Pengelolaan ekspor minyak kelapa sawit (Crude Palm Oil/CPO) di Indonesia memiliki urgensi yang besar karena sektor ini memiliki dampak signifikan terhadap perekonomian negara. Indonesia adalah salah satu produsen terbesar CPO di dunia, dan ekspor CPO telah menjadi pilar utama dalam penerimaan devisa negara.
Urgensi pengelolaan ekspor CPO mencakup beberapa aspek, antara lain ekonomi, sosial, lingkungan, dan keberlanjutan. Ekspor CPO memberikan kontribusi yang signifikan terhadap penerimaan devisa negara. Penerimaan devisa ini sangat penting untuk membiayai impor, pembayaran utang luar negeri, serta menjaga stabilitas mata uang dan keuangan nasional.
Akan tetapi terakhir ini terdapat isu deforestasi dan pelestarian lingkungan di Indonesia dalam kaitannya dengan penanaman kelapa sawit di Indonesia. Hal ini menjadikan ekspor CPO ke Eropa khsusunya menjadi terhambat. Uni eropa saat ini sedang membahas Undang Undang Anti Deforestasi atau EU Deforestation Regulation (EUDR).
Pertemuan ini dilakukan dalam task force EUDR pada awal Februari 2024. Uni Eropa akan resmi memberlakukan Undang Undang anti Doforestasi per 16 Mei 2023. Menurut data dari GAPKI (Gabungan Pengusaha Kelapa Sawit Indonesia), Fadhil Hasan mengatakan saat ini tren ekspor CPO RI ke Uni Eropa cenderung turun sebelum aturan EUDR berlaku di 2025.
Sumber Legal
Regulasi tersebut bertujuan memastikan produk yang masuk pasar Uni Eropa berasal dari sumber yang legal dan tidak menyebabkan kerusakan lingkungan. Regulasi Deforestasi tersebut diperkirakan akan berdampak pada sejumlah komoditas Indonesia, seperti sawit, daging, kopi, kayu, kakao, karet, kedelai, dan turunannya.
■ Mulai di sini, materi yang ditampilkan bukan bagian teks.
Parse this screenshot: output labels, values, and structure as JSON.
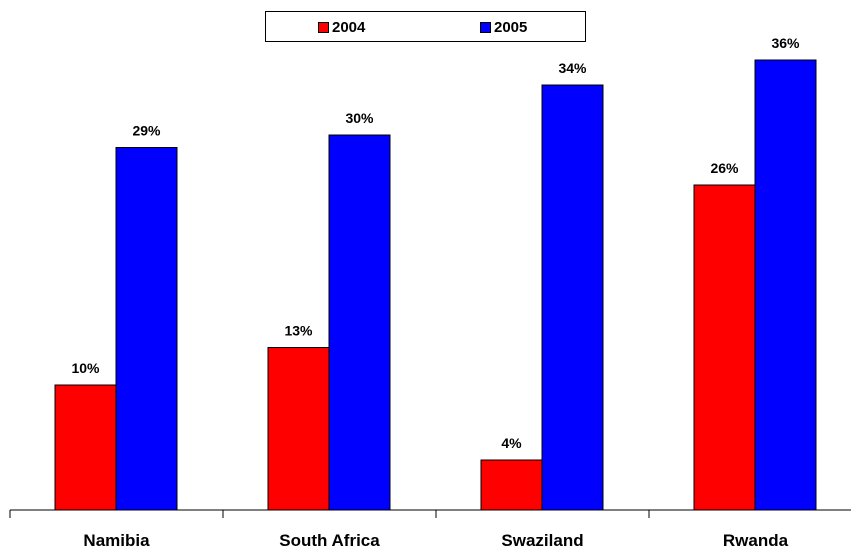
{
  "chart_data": {
    "type": "bar",
    "categories": [
      "Namibia",
      "South Africa",
      "Swaziland",
      "Rwanda"
    ],
    "series": [
      {
        "name": "2004",
        "values": [
          10,
          13,
          4,
          26
        ],
        "labels": [
          "10%",
          "13%",
          "4%",
          "26%"
        ],
        "color": "#ff0000"
      },
      {
        "name": "2005",
        "values": [
          29,
          30,
          34,
          36
        ],
        "labels": [
          "29%",
          "30%",
          "34%",
          "36%"
        ],
        "color": "#0000ff"
      }
    ],
    "ylim": [
      0,
      36
    ],
    "grid": false,
    "legend": "top-center",
    "title": "",
    "xlabel": "",
    "ylabel": ""
  }
}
Pada beberapa tahun yang lalu, Komisi Uni Eropa sudah menyetujui untuk memberlakukan Undang-undang anti-deforestasi pada 6 Desember 2022. Ketentuan ini akan mengatur dan memastikan konsumen di Uni Eropa untuk tidak membeli produk yang terkait deforestasi dan degradasi hutan. Dalam salah satu pasalnya mengelompokkan sawit sebagai tanaman berisiko tinggi.
Padahal sawit menjadi komoditas ekspor andalan dari Indonesia, dengan kebijakan seperti ini sawit Indonesia kehilangan pasar penjualannya. Akibat adanya penerapan regulasi tersebut, tentu akan menambah beban tambahan perizinan yang harus dipenuhi.
Dengan pemberlakuan UU Anti Deforestasi, ekspor minyak sawit mentah Indonesia bisa terpengaruh. Apalagi Uni Eropa menjadi salah satu pasar utama minyak sawit mentah atau crude palm oil (CPO) dari Indonesia. Selain Uni Eropa, India dan Cina merupakan oasar utama untuk minyak sawit mentah dari Indonesia. Disisi lain aturan Regulasi ini cenderung diskriminatif karena hanya berlaku untuk CPO namun tidak untuk minyak nabati lain seperti sun flower dan rapseed.
Jauh sebelum Undang Undang Anti Deforestasi Uni Eropa disetujui, minyak kelapa sawit Indonesia kerap penjadi perdebatan dunia internasional karena isu deforestasi. Pada April 2017, Parlemen Uni Eropa mengeluarkan resolusi tentang minyak sawit dan deforestasi hutan hujan.
Tujuan akhirnya adalah larangan impor barang hasil deforestasi. Contohnya kelapa sawit Bersama produk turunannya ke wilayah Uni Eropa pada 2020. Dengan adanya kejadian tersebut, sejmlah Lembaga Swadaya Masyarakat seperti Walhi dan Greenpeace menyebutkan regulasi anti deforestasi ini dapat menjadi momentum pemerintah untuk memperbaiki tata Kelola sawit yang selama ini belum maksimal. Apalagi saat ini ada seluas 3,4 juta hectare kebun kelapa sawit di Indonesia berada dikawasan hutan.
Dengan adanya regulasi tersebut, pemerintah bisa lebih selektif dalam memberikan lahan sawit dan berupaya menjaga hutang yang tersisa. Di satu sisi pemerintah bisa melakukan lobby atau pendekatan bahwa Upaya pelestarian lingkungan terkait kebun sawit di Indoesia sudah dilakukan.